Every November 11th, I meet veterans who seem hard-pressed to place a series of qualifiers on their military service. “I was once in the military, but I only served for a couple years.” Or, “I was in the military, but I only served in the reserves, not on active duty.” Or, “Yes I served, but I never deployed.”
They all have one thing in common: a reticence to share their military story. They speak as if their story must be discounted in some way—or else, they might somehow steal valor away from the “real” veterans with long and distinguished careers. It shouldn’t be that way.
All veterans who served honorably answered their country’s call to serve. All veterans ought to be proud of their service. And indeed, all veterans have a story to tell.
Of course, those who went above and beyond for our country deserve special recognition. There are some veterans who served over 20 years on active duty, served multiple deployments to combat zones, or suffered life-altering injuries. Those veterans gave more than the rest of us, and they ought to be saluted by us all.
But for those who don’t have the same decorated record, you’re still a veteran and your story matters too.
Now more than ever, the next generation needs to hear from you. Sharing your story about how even a brief stint in the Armed Forces made a difference in your life can have a profound impact on potential recruits considering military service. The lessons that you learned and the patriotism that you displayed are exactly what America’s youth needs to hear.
The truth is that most young recruits in the military will have normal careers, but normal is still exceptional. Many will serve for just a single contract. Some reservists might not be called to active duty. And most won’t have some extraordinary story of bravery on the battlefield. And yet, such a record can still leave a profound impact on our military and the life of the recruit.
This is particularly true today as we are in a historic recruitment crisis. Every branch of the Armed Forces desperately needs more volunteers, regardless of how long those service members ultimately stay in the military. In fact, military recruitment is at its lowest point since the advent of the All-Volunteer Force 50 years ago.
If veterans disqualify themselves and hold back their story, the crisis only worsens. Data shows that young recruits join the military mainly due to personal interaction with veterans. Nearly 80% of those recently recruited into the military have a relative who also served. Hearing stories from family members and close friends who served inspires recruits who might not otherwise consider enlisting.
That’s why it’s even more important that all veterans, regardless of their time in service, proudly share their experiences. As entertaining as they may be, the best “Be All You Can Be” Army ads will never wield as much influence as a veteran’s personal story.
These stories can reassure young people that enlistment doesn’t mean they are “signing their life away.” A conversation with a veteran who had a brief but meaningful experience in the military will show that any contribution in uniform can make a difference.
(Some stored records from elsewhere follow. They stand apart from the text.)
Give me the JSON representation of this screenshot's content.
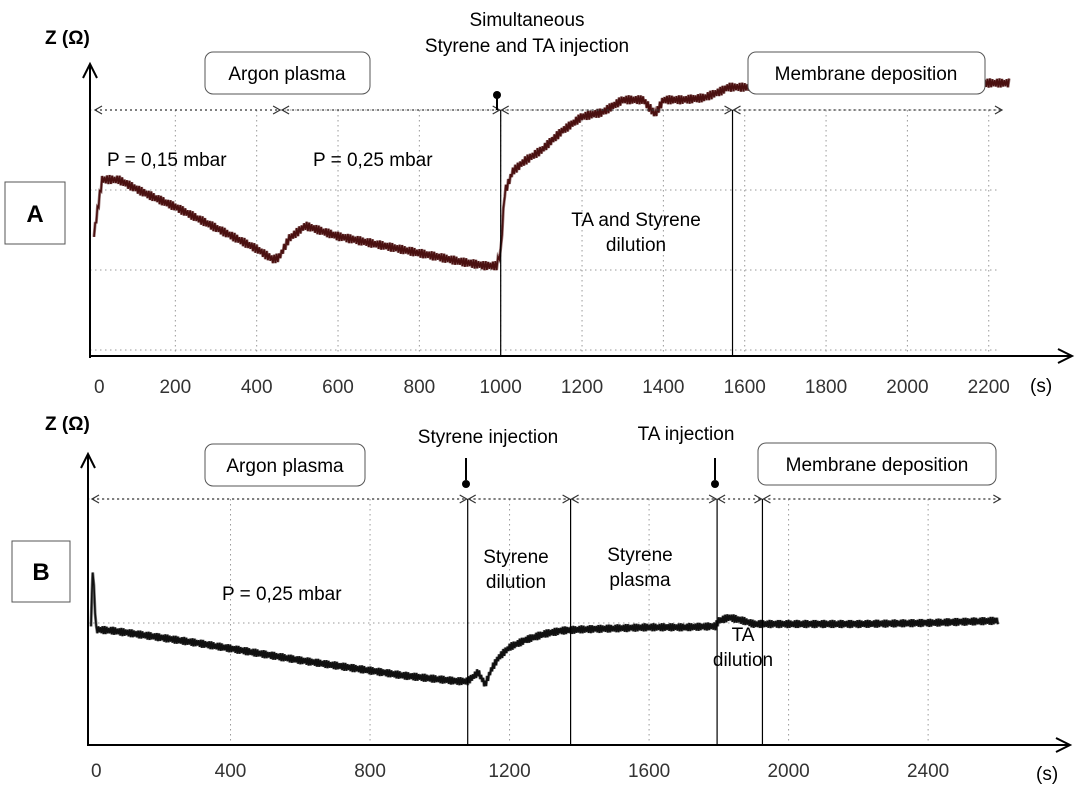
{
  "chart_data": [
    {
      "panel": "A",
      "type": "line",
      "ylabel": "Z (Ω)",
      "xlabel": "(s)",
      "x_ticks": [
        "0",
        "200",
        "400",
        "600",
        "800",
        "1000",
        "1200",
        "1400",
        "1600",
        "1800",
        "2000",
        "2200"
      ],
      "xlim": [
        0,
        2300
      ],
      "y_units": "relative",
      "color": "#4a1010",
      "series": [
        {
          "x": [
            0,
            20,
            60,
            120,
            200,
            300,
            400,
            440,
            455,
            480,
            520,
            600,
            700,
            800,
            900,
            960,
            990,
            1000,
            1010,
            1030,
            1060,
            1100,
            1150,
            1200,
            1250,
            1300,
            1350,
            1380,
            1400,
            1450,
            1500,
            1540,
            1560,
            1600,
            1800,
            2000,
            2200,
            2250
          ],
          "y": [
            0.58,
            0.84,
            0.84,
            0.78,
            0.71,
            0.61,
            0.51,
            0.46,
            0.47,
            0.56,
            0.62,
            0.57,
            0.53,
            0.49,
            0.45,
            0.43,
            0.43,
            0.5,
            0.78,
            0.88,
            0.93,
            0.98,
            1.07,
            1.14,
            1.16,
            1.22,
            1.22,
            1.15,
            1.22,
            1.22,
            1.23,
            1.26,
            1.28,
            1.28,
            1.28,
            1.29,
            1.3,
            1.3
          ]
        }
      ],
      "vlines_at": [
        1000,
        1570
      ],
      "spans": [
        {
          "label": "Argon plasma",
          "from": 0,
          "to": 1000
        },
        {
          "label": "Membrane deposition",
          "from": 1570,
          "to": 2250
        }
      ],
      "annotations": [
        "Simultaneous",
        "Styrene and TA injection",
        "P = 0,15 mbar",
        "P = 0,25 mbar",
        "TA and Styrene",
        "dilution"
      ]
    },
    {
      "panel": "B",
      "type": "line",
      "ylabel": "Z (Ω)",
      "xlabel": "(s)",
      "x_ticks": [
        "0",
        "400",
        "800",
        "1200",
        "1600",
        "2000",
        "2400"
      ],
      "xlim": [
        0,
        2650
      ],
      "y_units": "relative",
      "color": "#111111",
      "series": [
        {
          "x": [
            0,
            5,
            15,
            60,
            150,
            300,
            450,
            600,
            750,
            900,
            1050,
            1080,
            1110,
            1130,
            1150,
            1170,
            1200,
            1250,
            1300,
            1350,
            1400,
            1500,
            1600,
            1700,
            1790,
            1800,
            1830,
            1870,
            1900,
            1930,
            2000,
            2200,
            2400,
            2600
          ],
          "y": [
            1.1,
            1.6,
            1.05,
            1.04,
            1.0,
            0.93,
            0.85,
            0.77,
            0.7,
            0.63,
            0.58,
            0.58,
            0.66,
            0.55,
            0.7,
            0.8,
            0.89,
            0.96,
            1.01,
            1.04,
            1.05,
            1.06,
            1.07,
            1.07,
            1.08,
            1.13,
            1.16,
            1.13,
            1.1,
            1.1,
            1.1,
            1.1,
            1.11,
            1.13
          ]
        }
      ],
      "vlines_at": [
        1080,
        1375,
        1795,
        1925
      ],
      "spans": [
        {
          "label": "Argon plasma",
          "from": 0,
          "to": 1080
        },
        {
          "label": "Membrane deposition",
          "from": 1925,
          "to": 2650
        }
      ],
      "annotations": [
        "Styrene injection",
        "TA injection",
        "P = 0,25 mbar",
        "Styrene",
        "dilution",
        "Styrene",
        "plasma",
        "TA",
        "dilution"
      ]
    }
  ]
}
And these stories can convey to young people that the military indeed offers them something they are searching for – discipline, purpose, adventure, a calling, and self-improvement. They need to hear that all service contributes to a safe, strong, and free America.
Beyond the military’s recruiting crisis, the values and life lessons that veterans glean from military service, however short it may have been, are precisely what we need more of in our society. The national moment that we’re in today calls for every veteran’s story—including yours.